Glass Houses is the story of child prodigy Claire Danvers, whose overprotective parents won’t allow her to study at one of the top universities she’s been accepted at, thereby forcing her to go to the one closest to home, at Morganville, ostensibly so they can keep an eye on her.
And here’s why I don’t think I liked Claire: her character feels too contrived—the nerdy girl who LOVES physics, is super intelligent but totally dorky. It’s *almost* screaming Mary Sue. I didn’t quite buy the fact that she’d had made no friends. Hell, I was the total epitome of dorkness at school, but I still managed to make *some* connections with others. I find it hard to believe that Claire seemed to exist in a bubble of isolation. Characters only seem to wash in and out of Claire’s almost solipsistic point of reference when it’s convenient for the author.

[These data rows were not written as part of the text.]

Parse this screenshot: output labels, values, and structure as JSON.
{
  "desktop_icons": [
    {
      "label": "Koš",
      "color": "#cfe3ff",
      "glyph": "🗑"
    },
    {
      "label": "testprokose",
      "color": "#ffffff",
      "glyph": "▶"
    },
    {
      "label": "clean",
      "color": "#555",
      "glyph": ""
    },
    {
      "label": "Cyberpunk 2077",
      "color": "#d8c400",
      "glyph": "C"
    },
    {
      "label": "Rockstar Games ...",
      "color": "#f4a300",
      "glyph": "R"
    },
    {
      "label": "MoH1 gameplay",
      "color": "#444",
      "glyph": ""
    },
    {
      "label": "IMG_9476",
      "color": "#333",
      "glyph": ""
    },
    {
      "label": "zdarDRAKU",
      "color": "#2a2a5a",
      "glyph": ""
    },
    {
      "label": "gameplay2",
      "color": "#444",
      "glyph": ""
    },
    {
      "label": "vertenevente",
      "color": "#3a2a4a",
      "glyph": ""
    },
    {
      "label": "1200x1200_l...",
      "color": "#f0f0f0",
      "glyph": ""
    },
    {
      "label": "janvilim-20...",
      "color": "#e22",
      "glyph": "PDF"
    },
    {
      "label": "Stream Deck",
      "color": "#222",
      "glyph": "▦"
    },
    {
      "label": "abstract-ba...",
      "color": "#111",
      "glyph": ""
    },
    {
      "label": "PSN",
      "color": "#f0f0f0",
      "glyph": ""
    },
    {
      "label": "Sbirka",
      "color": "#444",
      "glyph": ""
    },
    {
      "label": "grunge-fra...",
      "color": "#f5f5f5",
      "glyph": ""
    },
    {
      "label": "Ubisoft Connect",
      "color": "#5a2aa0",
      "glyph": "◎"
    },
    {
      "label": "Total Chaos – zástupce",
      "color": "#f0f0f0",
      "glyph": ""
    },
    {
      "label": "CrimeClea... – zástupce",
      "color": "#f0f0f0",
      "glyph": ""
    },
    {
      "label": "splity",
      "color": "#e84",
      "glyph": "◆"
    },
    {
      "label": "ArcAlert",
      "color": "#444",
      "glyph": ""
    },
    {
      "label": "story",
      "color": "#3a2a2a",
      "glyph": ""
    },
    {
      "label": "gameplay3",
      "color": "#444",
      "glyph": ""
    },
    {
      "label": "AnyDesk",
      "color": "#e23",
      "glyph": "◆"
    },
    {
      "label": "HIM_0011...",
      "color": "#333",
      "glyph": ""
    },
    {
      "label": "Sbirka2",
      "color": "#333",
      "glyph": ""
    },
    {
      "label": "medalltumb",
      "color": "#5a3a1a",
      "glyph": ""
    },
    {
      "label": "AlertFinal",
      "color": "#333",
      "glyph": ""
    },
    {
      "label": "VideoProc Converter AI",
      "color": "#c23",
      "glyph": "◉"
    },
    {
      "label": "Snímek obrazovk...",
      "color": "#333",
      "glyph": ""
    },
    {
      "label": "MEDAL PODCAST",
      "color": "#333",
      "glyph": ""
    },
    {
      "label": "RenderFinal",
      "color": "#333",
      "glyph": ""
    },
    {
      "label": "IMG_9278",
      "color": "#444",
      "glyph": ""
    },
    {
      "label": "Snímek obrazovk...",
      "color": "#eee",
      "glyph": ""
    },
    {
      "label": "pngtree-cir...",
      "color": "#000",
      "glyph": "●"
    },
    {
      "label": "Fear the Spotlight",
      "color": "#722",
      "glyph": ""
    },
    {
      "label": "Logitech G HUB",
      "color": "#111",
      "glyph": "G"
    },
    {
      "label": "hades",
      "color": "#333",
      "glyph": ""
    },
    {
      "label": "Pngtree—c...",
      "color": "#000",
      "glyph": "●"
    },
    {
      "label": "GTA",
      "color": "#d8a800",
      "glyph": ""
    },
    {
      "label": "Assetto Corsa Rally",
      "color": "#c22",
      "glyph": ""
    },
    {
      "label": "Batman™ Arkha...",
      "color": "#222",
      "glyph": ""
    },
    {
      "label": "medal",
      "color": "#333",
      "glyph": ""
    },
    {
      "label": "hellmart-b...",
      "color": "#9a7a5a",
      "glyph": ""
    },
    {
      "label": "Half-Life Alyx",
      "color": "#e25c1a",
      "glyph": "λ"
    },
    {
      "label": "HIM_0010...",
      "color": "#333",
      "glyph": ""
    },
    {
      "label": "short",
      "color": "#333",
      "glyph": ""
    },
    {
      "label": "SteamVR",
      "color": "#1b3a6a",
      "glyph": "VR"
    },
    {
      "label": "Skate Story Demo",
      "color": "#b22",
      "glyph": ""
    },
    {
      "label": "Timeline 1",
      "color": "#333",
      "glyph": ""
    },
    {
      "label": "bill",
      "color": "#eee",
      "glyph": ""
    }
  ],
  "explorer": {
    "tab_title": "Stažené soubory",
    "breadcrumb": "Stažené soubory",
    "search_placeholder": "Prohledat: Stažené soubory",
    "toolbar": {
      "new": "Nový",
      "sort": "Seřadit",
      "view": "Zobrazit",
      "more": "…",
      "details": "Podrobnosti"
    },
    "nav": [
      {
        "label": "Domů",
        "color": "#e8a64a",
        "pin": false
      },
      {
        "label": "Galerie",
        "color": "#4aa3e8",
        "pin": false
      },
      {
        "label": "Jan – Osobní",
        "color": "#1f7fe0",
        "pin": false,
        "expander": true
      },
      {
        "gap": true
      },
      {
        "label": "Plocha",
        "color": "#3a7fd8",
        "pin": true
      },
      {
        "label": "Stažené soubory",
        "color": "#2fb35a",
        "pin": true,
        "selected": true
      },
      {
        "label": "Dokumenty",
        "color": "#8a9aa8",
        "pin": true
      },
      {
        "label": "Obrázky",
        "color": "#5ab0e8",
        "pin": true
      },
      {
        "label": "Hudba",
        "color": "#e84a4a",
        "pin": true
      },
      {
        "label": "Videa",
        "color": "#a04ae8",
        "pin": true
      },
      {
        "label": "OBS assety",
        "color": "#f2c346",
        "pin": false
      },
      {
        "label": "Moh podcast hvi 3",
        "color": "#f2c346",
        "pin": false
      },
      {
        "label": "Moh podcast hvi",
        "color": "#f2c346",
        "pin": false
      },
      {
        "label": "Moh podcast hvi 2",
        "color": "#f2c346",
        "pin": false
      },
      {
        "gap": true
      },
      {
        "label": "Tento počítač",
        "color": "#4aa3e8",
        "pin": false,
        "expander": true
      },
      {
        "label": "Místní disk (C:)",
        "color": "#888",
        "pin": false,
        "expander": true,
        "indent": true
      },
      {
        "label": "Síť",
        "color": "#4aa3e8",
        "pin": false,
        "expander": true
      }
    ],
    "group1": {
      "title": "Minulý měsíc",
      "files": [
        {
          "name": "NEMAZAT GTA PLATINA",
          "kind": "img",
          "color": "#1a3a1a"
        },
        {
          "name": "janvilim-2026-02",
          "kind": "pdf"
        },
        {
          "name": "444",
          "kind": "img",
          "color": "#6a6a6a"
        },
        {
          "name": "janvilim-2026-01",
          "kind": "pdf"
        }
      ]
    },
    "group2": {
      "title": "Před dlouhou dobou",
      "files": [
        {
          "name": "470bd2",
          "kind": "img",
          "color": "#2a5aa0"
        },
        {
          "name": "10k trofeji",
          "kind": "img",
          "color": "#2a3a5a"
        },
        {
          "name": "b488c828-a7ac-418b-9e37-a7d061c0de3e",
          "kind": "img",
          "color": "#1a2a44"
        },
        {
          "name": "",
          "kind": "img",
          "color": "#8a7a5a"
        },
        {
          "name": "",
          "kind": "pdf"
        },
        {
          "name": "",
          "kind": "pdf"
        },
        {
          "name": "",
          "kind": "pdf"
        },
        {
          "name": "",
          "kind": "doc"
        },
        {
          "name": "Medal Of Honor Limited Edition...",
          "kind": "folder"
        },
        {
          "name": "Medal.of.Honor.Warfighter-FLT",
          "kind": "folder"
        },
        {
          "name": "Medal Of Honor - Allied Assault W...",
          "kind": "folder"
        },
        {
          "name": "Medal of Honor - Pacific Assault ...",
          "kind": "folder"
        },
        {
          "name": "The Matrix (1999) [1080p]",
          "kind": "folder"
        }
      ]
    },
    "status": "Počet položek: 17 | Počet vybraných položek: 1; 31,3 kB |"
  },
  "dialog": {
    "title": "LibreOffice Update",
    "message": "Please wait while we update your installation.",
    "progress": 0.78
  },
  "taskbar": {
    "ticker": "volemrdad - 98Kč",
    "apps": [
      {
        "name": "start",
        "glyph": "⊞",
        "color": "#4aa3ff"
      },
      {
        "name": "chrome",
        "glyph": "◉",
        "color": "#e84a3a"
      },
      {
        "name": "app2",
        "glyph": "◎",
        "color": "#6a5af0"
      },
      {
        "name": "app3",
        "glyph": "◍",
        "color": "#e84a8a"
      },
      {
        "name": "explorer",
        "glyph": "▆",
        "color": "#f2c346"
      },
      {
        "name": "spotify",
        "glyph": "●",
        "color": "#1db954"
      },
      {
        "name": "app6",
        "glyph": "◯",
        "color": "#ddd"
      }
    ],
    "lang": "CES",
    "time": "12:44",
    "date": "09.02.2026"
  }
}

Her behaviour also annoyed me no end, and the whole time I felt she suffered from the “too stupid to live” syndrome. What sane person, when faced with extreme bullying, would muddle along and keep on going into dangerous situations without asking for help? A sheltered sixteen-year-old, away from home… Who *doesn’t* call her parents at the first whiff of trouble? I’m sorry, I’m not buying it. I needed more motivation from her to try on her own and I didn’t see it. All the time Claire bangs on about not being a kid, yet her behaviour in many of the situations didn’t strike me as anything but the behaviour of a juvenile.
All this being said, the interaction between the support cast was a patch of brightness. Shane, Michael and Eve offer a small diversion from Claire’s insistence on going out and doing stupid things. In the end, I don’t feel they’re enough to save the floundering plot, because when the action really starts heating up there are a lot of characters running around and not getting much achieved. So many times I kept asking myself, “Why is so-and-so doing this?” or “What did that achieve?” or “What just happened?” At crucial times I almost felt as if the writing was too fast, and some of the leaps of logic a bit too stretched (like the part which led Claire to finding a major McGuffin in the story).
I suppose if teen dramas are your thing, and you liked Twilight, you’ll probably like this. Unfortunately I kept wanting the story to deliver more complexity than it did in the end, and what I perceived as issues with characterisation and story arcs kept jerking me out of the narrative. I’m going to give the rest of this series a miss, and admit freely that the fault lies largely with me and my personal tastes.